3. The network statement shall be kept up to date and amended as necessary.
4. The network statement shall be published no less than four months in advance of the deadline for requests for infrastructure capacity.
Article 28
Agreements between railway undertakings
and infrastructure managers
Any railway undertaking engaged in rail transport services shall conclude the necessary agreements under public or private law with the infrastructure managers of the railway infrastructure used. The conditions governing such agreements shall be non-discriminatory and transparent, in accordance with this Directive.
Section 2
INFRASTRUCTURE AND SERVICES CHARGES
Article 29
Establishing, determining and collecting charges
1. Member States shall establish a charging framework while respecting the management independence laid down in Article 4.
Subject to that condition, Member States shall also establish specific charging rules or delegate such powers to the infrastructure manager.
Member States shall ensure that the network statement contains the charging framework and charging rules or indicates a website where the charging framework and charging rules are published.
The infrastructure manager shall determine and collect the charge for the use of infrastructure in accordance with the established charging framework and charging rules.

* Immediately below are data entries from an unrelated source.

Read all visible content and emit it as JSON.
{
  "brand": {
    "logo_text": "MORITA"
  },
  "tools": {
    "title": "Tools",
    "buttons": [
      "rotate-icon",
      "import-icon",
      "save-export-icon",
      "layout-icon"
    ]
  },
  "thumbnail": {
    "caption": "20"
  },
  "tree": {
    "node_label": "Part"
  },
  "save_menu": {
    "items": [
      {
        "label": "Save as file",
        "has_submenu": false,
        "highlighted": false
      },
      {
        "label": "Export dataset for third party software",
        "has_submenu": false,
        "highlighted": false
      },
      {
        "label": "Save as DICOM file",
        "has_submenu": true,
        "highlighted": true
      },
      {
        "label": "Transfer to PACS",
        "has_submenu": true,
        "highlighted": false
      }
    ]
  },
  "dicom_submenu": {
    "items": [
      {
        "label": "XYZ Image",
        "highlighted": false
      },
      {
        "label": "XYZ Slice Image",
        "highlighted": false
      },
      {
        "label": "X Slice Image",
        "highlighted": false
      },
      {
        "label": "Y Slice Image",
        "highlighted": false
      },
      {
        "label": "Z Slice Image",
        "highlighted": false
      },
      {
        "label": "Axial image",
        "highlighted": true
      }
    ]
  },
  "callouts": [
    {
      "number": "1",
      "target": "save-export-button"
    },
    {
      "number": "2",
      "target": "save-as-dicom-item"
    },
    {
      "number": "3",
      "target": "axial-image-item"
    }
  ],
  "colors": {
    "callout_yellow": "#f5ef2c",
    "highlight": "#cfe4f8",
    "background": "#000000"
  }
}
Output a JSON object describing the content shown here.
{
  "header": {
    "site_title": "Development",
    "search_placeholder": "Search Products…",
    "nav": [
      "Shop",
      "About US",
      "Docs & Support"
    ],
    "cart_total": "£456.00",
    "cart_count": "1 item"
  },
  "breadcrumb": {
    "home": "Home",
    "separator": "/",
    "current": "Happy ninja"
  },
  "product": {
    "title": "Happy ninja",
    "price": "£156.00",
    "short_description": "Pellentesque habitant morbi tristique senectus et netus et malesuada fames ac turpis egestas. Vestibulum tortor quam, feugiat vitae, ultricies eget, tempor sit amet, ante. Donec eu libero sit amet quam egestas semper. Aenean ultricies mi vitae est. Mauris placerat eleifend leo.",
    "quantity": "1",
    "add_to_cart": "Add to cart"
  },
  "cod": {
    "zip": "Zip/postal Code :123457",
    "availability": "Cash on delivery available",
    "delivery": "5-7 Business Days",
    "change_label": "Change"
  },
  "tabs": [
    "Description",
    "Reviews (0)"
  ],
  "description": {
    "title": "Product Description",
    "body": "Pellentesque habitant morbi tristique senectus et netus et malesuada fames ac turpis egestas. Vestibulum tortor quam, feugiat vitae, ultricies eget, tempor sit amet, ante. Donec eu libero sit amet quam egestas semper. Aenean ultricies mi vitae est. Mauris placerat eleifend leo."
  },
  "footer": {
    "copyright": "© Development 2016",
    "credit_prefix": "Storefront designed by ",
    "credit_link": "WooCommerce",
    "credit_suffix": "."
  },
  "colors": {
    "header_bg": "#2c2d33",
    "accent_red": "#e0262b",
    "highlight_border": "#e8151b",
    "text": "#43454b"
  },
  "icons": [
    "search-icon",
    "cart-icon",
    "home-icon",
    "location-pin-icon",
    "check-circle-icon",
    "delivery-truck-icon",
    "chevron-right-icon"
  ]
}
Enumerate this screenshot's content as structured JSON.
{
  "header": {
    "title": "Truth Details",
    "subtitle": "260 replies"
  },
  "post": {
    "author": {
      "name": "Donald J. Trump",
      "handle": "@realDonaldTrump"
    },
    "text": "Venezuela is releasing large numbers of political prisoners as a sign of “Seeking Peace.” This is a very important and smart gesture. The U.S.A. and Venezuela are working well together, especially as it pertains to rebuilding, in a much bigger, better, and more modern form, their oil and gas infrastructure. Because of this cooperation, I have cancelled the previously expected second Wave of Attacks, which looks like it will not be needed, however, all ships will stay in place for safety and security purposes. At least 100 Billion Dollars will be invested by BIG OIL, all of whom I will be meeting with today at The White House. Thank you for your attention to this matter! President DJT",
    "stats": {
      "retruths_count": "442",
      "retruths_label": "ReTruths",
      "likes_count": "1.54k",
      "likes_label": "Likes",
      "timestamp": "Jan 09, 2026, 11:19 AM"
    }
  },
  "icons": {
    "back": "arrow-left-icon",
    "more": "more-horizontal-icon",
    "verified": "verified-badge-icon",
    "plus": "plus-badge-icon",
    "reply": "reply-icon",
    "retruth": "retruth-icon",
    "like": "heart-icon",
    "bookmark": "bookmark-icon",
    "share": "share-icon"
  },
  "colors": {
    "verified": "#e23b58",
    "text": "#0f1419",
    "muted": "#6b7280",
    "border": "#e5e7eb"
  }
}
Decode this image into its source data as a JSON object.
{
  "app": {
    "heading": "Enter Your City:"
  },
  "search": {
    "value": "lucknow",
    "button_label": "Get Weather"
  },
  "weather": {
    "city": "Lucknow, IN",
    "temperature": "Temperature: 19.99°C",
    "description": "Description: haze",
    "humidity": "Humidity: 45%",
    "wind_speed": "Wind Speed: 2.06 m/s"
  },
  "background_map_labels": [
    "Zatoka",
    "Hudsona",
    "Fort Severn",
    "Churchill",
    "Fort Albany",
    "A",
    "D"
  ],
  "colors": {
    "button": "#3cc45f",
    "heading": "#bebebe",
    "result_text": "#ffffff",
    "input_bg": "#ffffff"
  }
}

Without prejudice to the management independence laid down in Article 4 and provided that the right has been directly conferred by constitutional law before 15 December 2010, the national parliament may have the right to scrutinise and, where appropriate, review the level of charges determined by the infrastructure manager. Any such review shall ensure that charges comply with this Directive, the established charging framework and charging rules.
2. Except where specific arrangements are made under Article 32(3), infrastructure managers shall ensure that the charging scheme in use is based on the same principles over the whole of their network.
3. Infrastructure managers shall ensure that the application of the charging scheme results in equivalent and non-discriminatory charges for different railway undertakings that perform services of an equivalent nature in a similar part of the market and that the charges actually applied comply with the rules laid down in the network statement.
4. An infrastructure manager shall respect the commercial confidentiality of information provided to it by applicants.
Article 30
Infrastructure cost and accounts
1. Infrastructure managers shall, with due regard to safety and to maintaining and improving the quality of the infrastructure service, be given incentives to reduce the costs of providing infrastructure and the level of access charges.